The technical approach focused on two main areas of research: 1) robust automated model inversion and 2) robust target classification with limited training data. The efficacy of information‐theoretic measures to improve model inversion robustness was investigated. Specifically, Fisher Information was investigated as a mechanism to select from among multiple candidate feature sets that all model the measured data similarly well. Multiple instance learning, a machine learning technique that facilitates learning the features that are indicative of the class of interest even if those features are not present for every measurement for the class of interest, was also investigated. With this more sophisticated machine learning approach to classification, a simpler and potentially more robust inversion can be implemented. Classifiers that are robust with limited training data are investigated through sensitivity studies. Several different classifiers were considered, as well as techniques to modify the training data set by removing some training data points that may be less informative to the classifier. In addition, the potential impacts of the cross‐validation method were investigated.

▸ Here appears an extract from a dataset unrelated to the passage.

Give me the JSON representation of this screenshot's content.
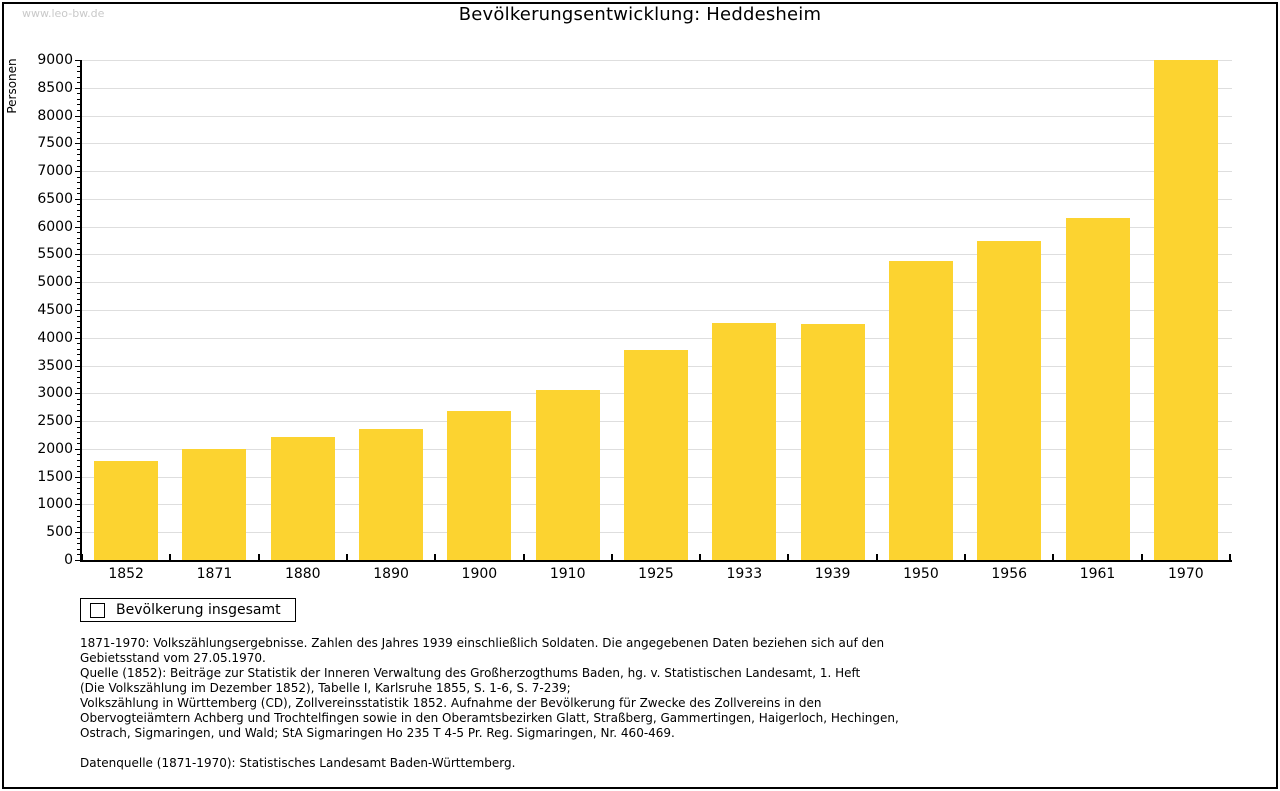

The classifier sensitivity studies revealed that the more robust classifiers tended to have decision surfaces that gradually transition from decision statistics that are strongly indicative of UXO to decision statistics that are strongly indicative of clutter. These classifiers tended to produce moderate decision statistics in the vicinity of the UXO clusters, thereby allowing test UXO that may have features somewhat different from the training UXO to be assigned decision statistics that are not strongly indicative of clutter. The model inversion investigations revealed that although information‐theoretic approaches do provide some benefit, they are not necessarily consistent in doing so. Multiple Instance Learning, however, appears to provide a substantial computational benefit, in that it can attain performance similar to that obtained with the full model inversion, but with a small fraction of the computation time.
Given a performance goal of minimizing the probability of false alarm (PFA) at probability of detection (PD) = 1, there are two important aims: 1) ensuring consistent UXO characterization via features, and 2) ensuring the chosen classifier is insensitive to UXO target features that may lie somewhat outside the cluster of most UXO features. The first aim ensures that when UXO are characterized in training, that characterization can be repeated in testing, even if site conditions vary. The second aim ensures that if, for some reason, a UXO target’s characterization is not completely consistent with previously observed UXO, the classifier still produces a decision statistic which allows for the target to be classified as UXO (i.e., the decision statistic is not strongly indicative of clutter). Both of these aims reduce risk by improving the quality UXO characterization via features and reducing classifier sensitivity to the precision of estimated UXO features.